Part 34.
Akhirnya aku berhias juga. Menggunakan make up natiral dan sederhana. Namun bukan sebagai pengantin. Tapi sebagai keluarga pengantin. Nura & ibu memintaku.
Sang pengantin wanita, Nura sahabatku teramat jelita. Pengantin tercantik yang pernah kulihat. Warna putih cerah bertaburkan manik-manik perak di gaun dan khimarnya. Juga melati yang mengikuti lekuk mahkota bertahtakan mutiara. Melati yang menjuntai ke kedua sisi. Menyempurnakan cantiknya pengantin dalam senyumnya.
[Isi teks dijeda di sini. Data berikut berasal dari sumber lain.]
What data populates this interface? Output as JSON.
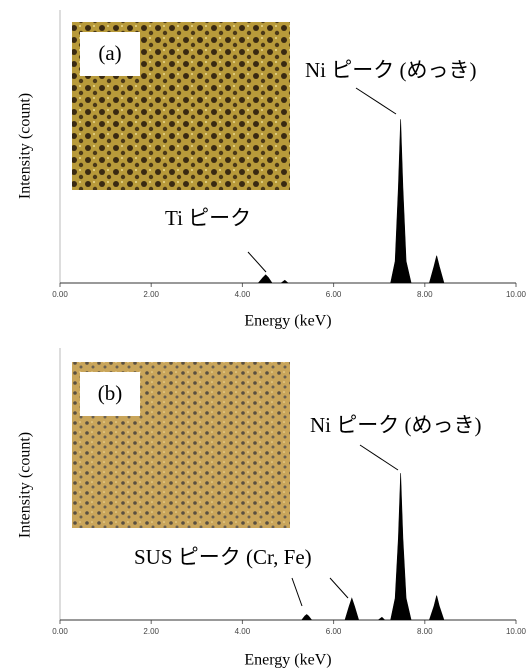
{
  "chart_data": [
    {
      "type": "area",
      "panel_label": "(a)",
      "x_label": "Energy (keV)",
      "y_label": "Intensity (count)",
      "annotations": [
        "Ni ピーク (めっき)",
        "Ti ピーク"
      ],
      "color": "#000000",
      "x": [
        0,
        4.35,
        4.45,
        4.51,
        4.57,
        4.65,
        4.85,
        4.93,
        5.0,
        7.25,
        7.35,
        7.42,
        7.47,
        7.52,
        7.59,
        7.7,
        8.1,
        8.2,
        8.26,
        8.32,
        8.42,
        10
      ],
      "values": [
        0,
        0,
        2,
        3,
        2,
        0,
        0,
        1,
        0,
        0,
        8,
        35,
        60,
        35,
        8,
        0,
        0,
        6,
        10,
        6,
        0,
        0
      ],
      "xlim": [
        0,
        10
      ],
      "ylim": [
        0,
        100
      ],
      "xticks": [
        {
          "value": 0,
          "label": "0.00"
        },
        {
          "value": 2,
          "label": "2.00"
        },
        {
          "value": 4,
          "label": "4.00"
        },
        {
          "value": 6,
          "label": "6.00"
        },
        {
          "value": 8,
          "label": "8.00"
        },
        {
          "value": 10,
          "label": "10.00"
        }
      ]
    },
    {
      "type": "area",
      "panel_label": "(b)",
      "x_label": "Energy (keV)",
      "y_label": "Intensity (count)",
      "annotations": [
        "Ni ピーク (めっき)",
        "SUS ピーク (Cr, Fe)"
      ],
      "color": "#000000",
      "x": [
        0,
        5.3,
        5.37,
        5.41,
        5.45,
        5.52,
        6.25,
        6.34,
        6.4,
        6.46,
        6.55,
        6.98,
        7.06,
        7.12,
        7.25,
        7.35,
        7.42,
        7.47,
        7.52,
        7.59,
        7.7,
        8.1,
        8.2,
        8.26,
        8.32,
        8.42,
        10
      ],
      "values": [
        0,
        0,
        1.5,
        2,
        1.5,
        0,
        0,
        5,
        8,
        5,
        0,
        0,
        1,
        0,
        0,
        8,
        30,
        54,
        30,
        8,
        0,
        0,
        5,
        9,
        5,
        0,
        0
      ],
      "xlim": [
        0,
        10
      ],
      "ylim": [
        0,
        100
      ],
      "xticks": [
        {
          "value": 0,
          "label": "0.00"
        },
        {
          "value": 2,
          "label": "2.00"
        },
        {
          "value": 4,
          "label": "4.00"
        },
        {
          "value": 6,
          "label": "6.00"
        },
        {
          "value": 8,
          "label": "8.00"
        },
        {
          "value": 10,
          "label": "10.00"
        }
      ]
    }
  ]
}
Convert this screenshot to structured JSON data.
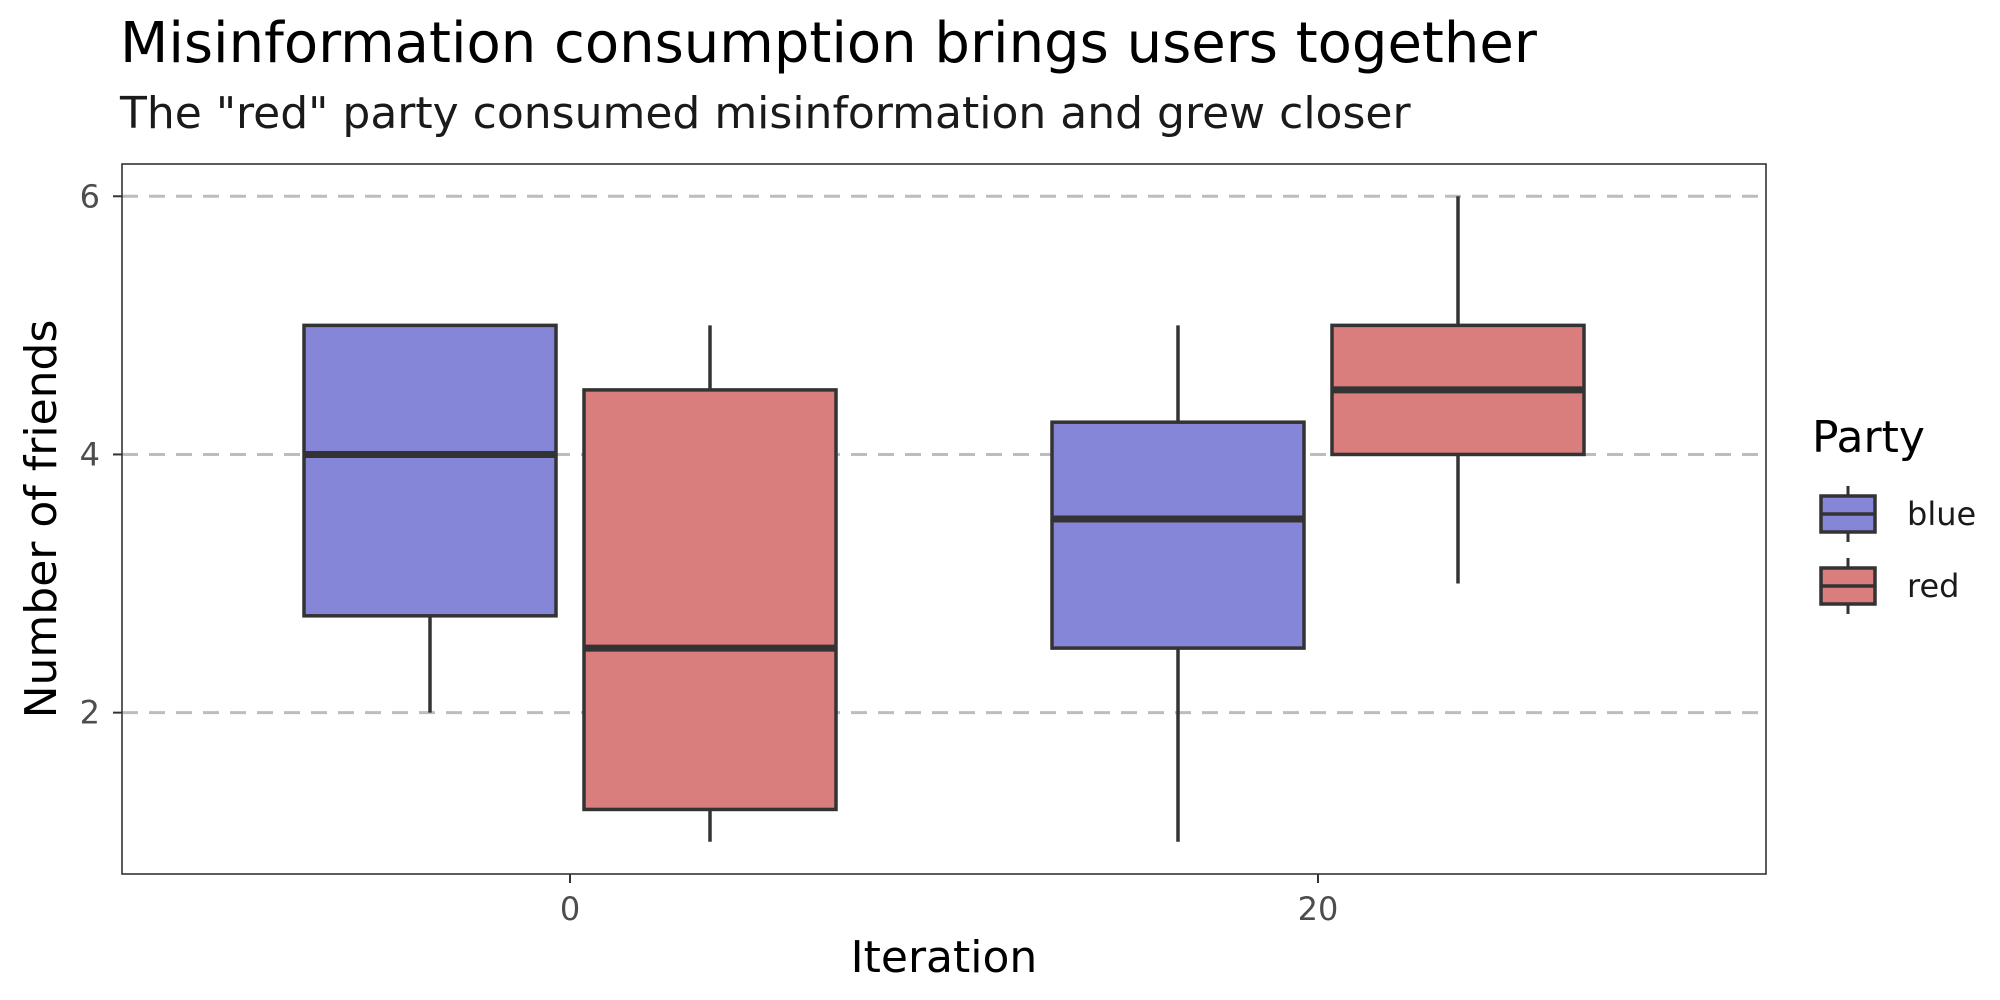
{
  "chart_data": {
    "type": "boxplot",
    "title": "Misinformation consumption brings users together",
    "subtitle": "The \"red\" party consumed misinformation and grew closer",
    "xlabel": "Iteration",
    "ylabel": "Number of friends",
    "x_ticks": [
      "0",
      "20"
    ],
    "y_ticks": [
      2,
      4,
      6
    ],
    "ylim": [
      0.75,
      6.25
    ],
    "grid": "horizontal dashed at major y ticks",
    "legend": {
      "title": "Party",
      "placement": "right",
      "entries": [
        {
          "label": "blue",
          "color": "#8686d8"
        },
        {
          "label": "red",
          "color": "#da7d7d"
        }
      ]
    },
    "categories": [
      "0",
      "20"
    ],
    "series": [
      {
        "name": "blue",
        "color": "#8686d8",
        "boxes": [
          {
            "x": "0",
            "min": 2,
            "q1": 2.75,
            "median": 4,
            "q3": 5,
            "max": 5
          },
          {
            "x": "20",
            "min": 1,
            "q1": 2.5,
            "median": 3.5,
            "q3": 4.25,
            "max": 5
          }
        ]
      },
      {
        "name": "red",
        "color": "#da7d7d",
        "boxes": [
          {
            "x": "0",
            "min": 1,
            "q1": 1.25,
            "median": 2.5,
            "q3": 4.5,
            "max": 5
          },
          {
            "x": "20",
            "min": 3,
            "q1": 4,
            "median": 4.5,
            "q3": 5,
            "max": 6
          }
        ]
      }
    ]
  }
}
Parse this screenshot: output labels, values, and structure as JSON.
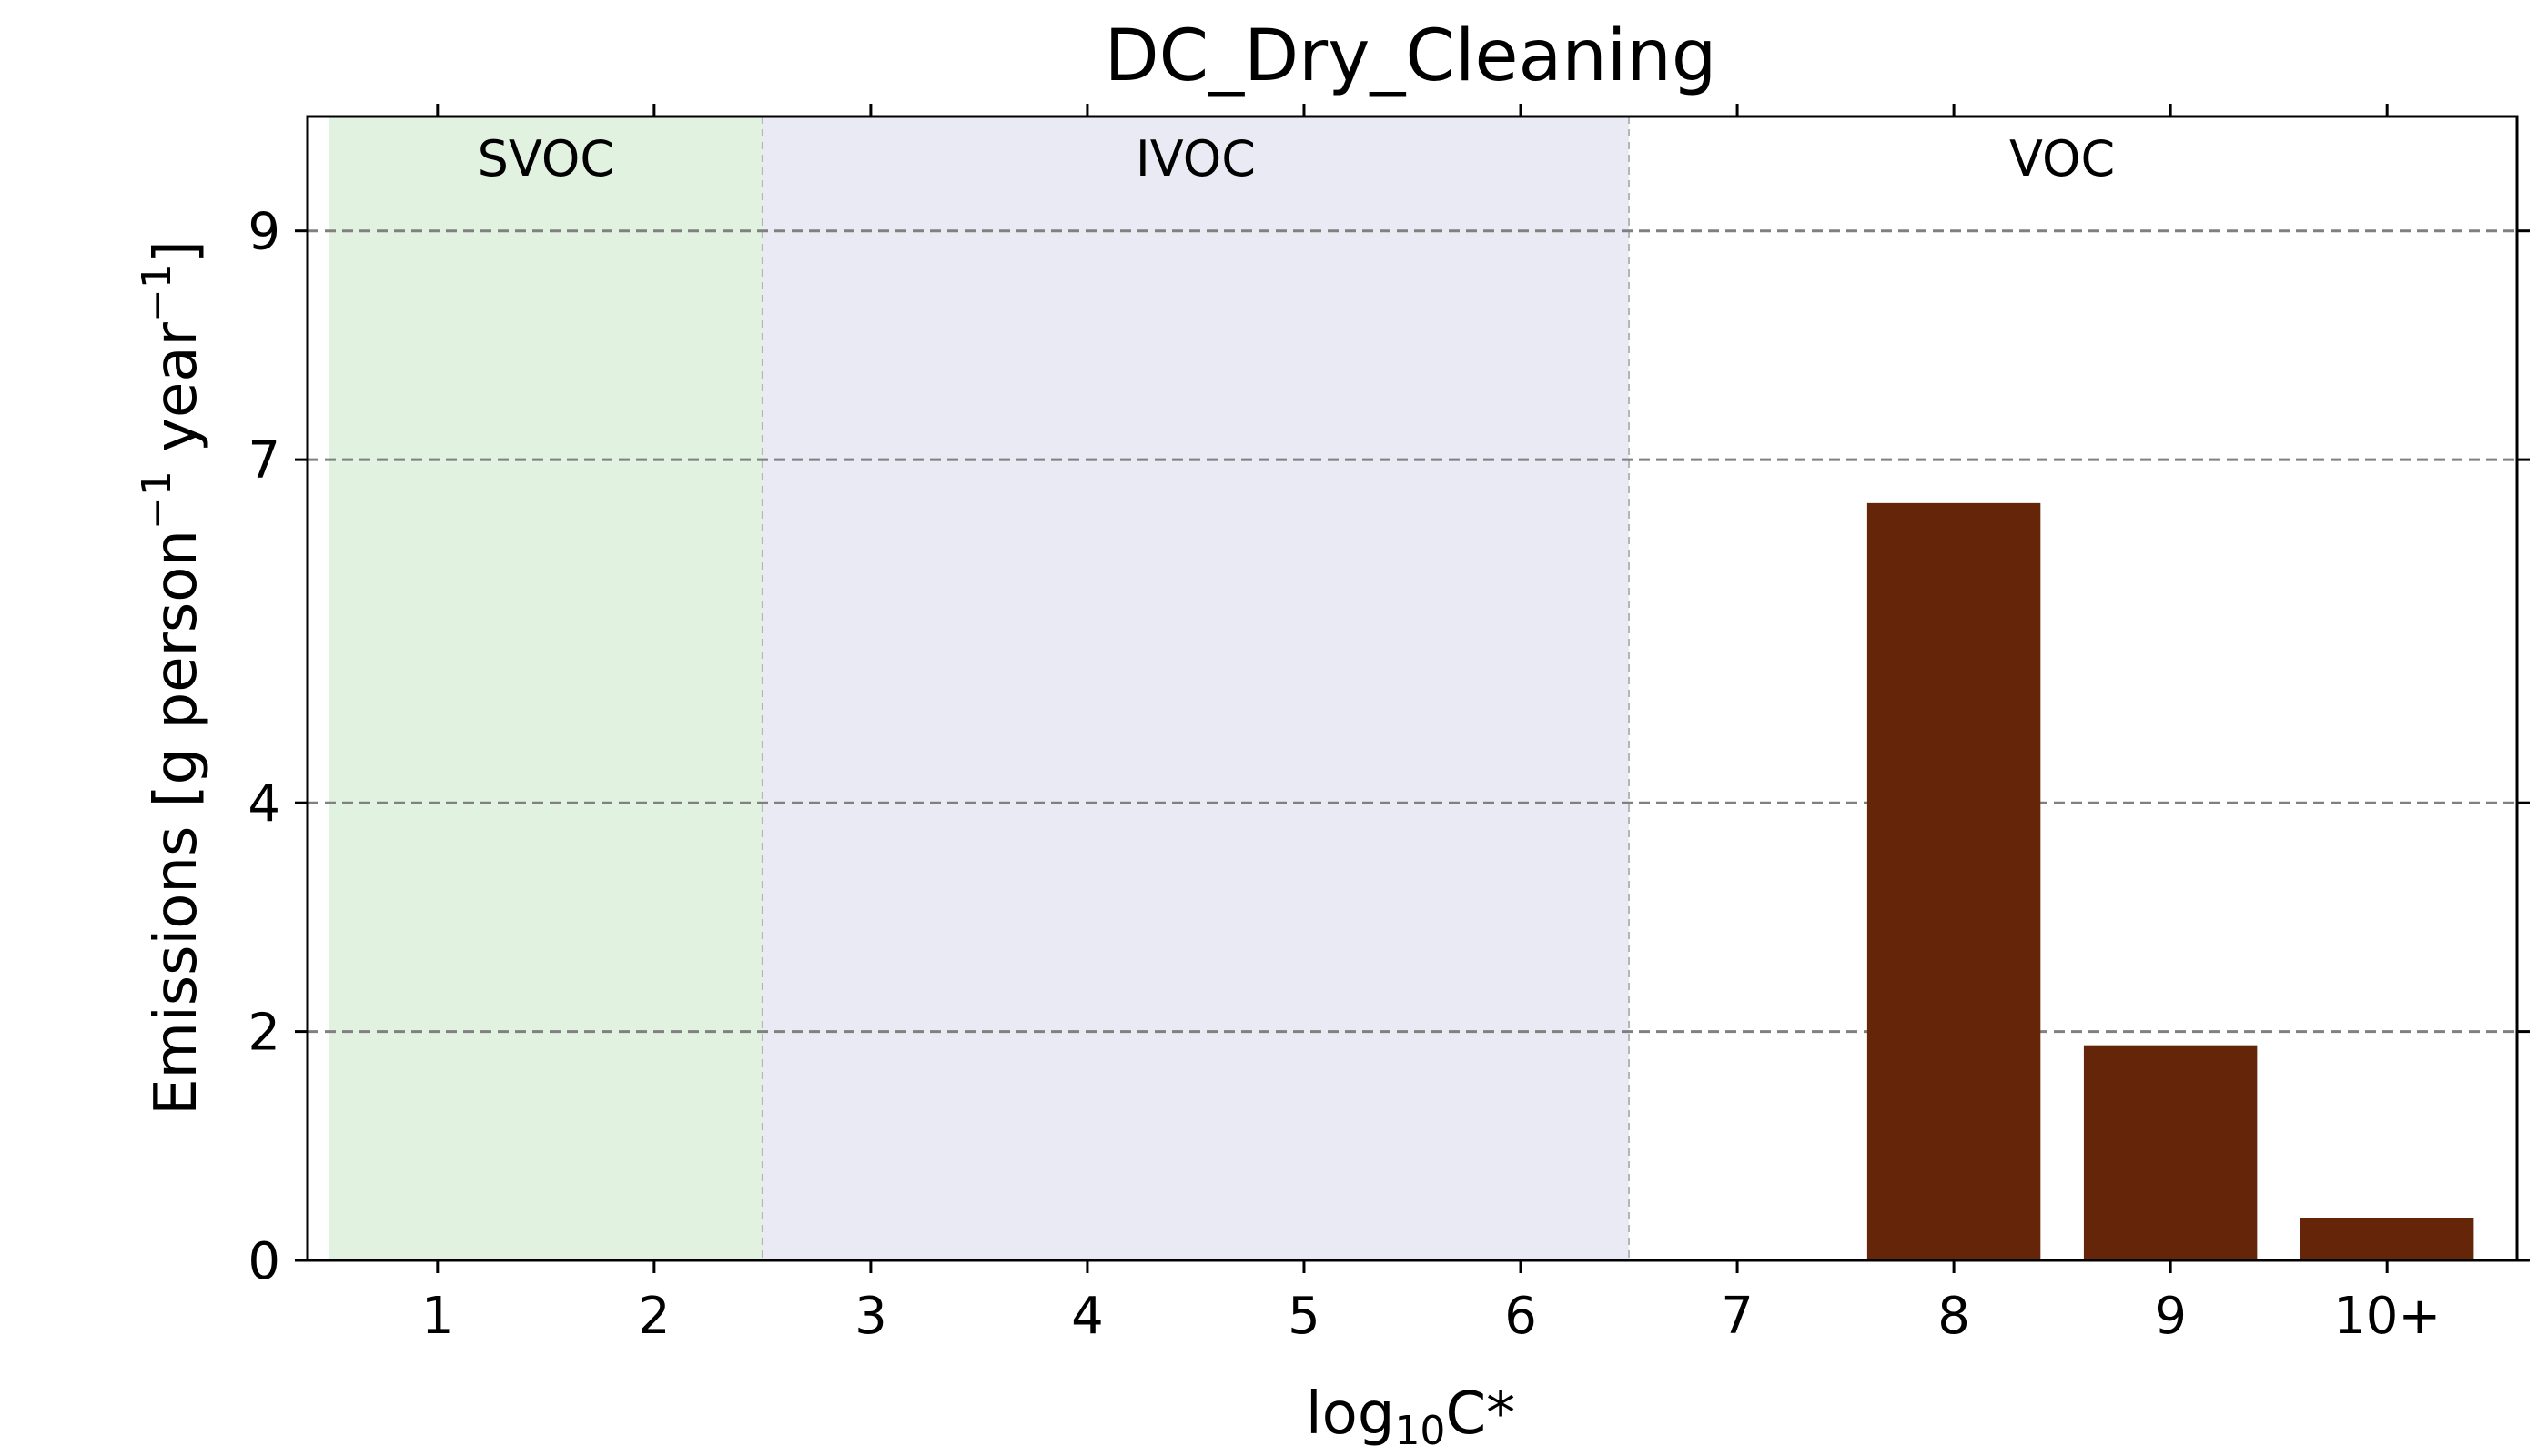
{
  "chart_data": {
    "type": "bar",
    "title": "DC_Dry_Cleaning",
    "xlabel": "log",
    "xlabel_sub": "10",
    "xlabel_suffix": "C*",
    "ylabel": "Emissions [g person",
    "ylabel_sup1": "−1",
    "ylabel_mid": " year",
    "ylabel_sup2": "−1",
    "ylabel_end": "]",
    "categories": [
      "1",
      "2",
      "3",
      "4",
      "5",
      "6",
      "7",
      "8",
      "9",
      "10+"
    ],
    "values": [
      0,
      0,
      0,
      0,
      0,
      0,
      0,
      6.62,
      1.88,
      0.37
    ],
    "yticks": [
      "0",
      "2",
      "4",
      "7",
      "9"
    ],
    "ylim": [
      0,
      10
    ],
    "gridlines_y": [
      2,
      4,
      7,
      9
    ],
    "bar_color": "#642508",
    "regions": [
      {
        "label": "SVOC",
        "from_category": 0,
        "to_category": 1,
        "color": "#e1f2e0"
      },
      {
        "label": "IVOC",
        "from_category": 2,
        "to_category": 5,
        "color": "#eaeaf4"
      },
      {
        "label": "VOC",
        "from_category": 6,
        "to_category": 9,
        "color": "#ffffff"
      }
    ]
  }
}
Keluarga pengantin pria telah datang.
Akad nikah akan segera di mulai. Akad nikah dilaksanakan di masjid.
Rombongan diterima dengan sambutan sholawat badar. Tepat di pintu masjid, ibu pengantin wanita mengalungkan rangkaian melati.
Semua duduk dengan tertib di rumah Allah yang teduh.
Pembawa acara membacakan susunan acara. Al Quran dilantunkan merdu oleh Hamdi. Arina membaca terjemahannya.
Penyampaian maksud kedatangan disampaikan oleh keluarga pengantin laki-laki yang kemudian dijawab oleh sesepuh kampung yang masih saudara jauh alm ayah Nura.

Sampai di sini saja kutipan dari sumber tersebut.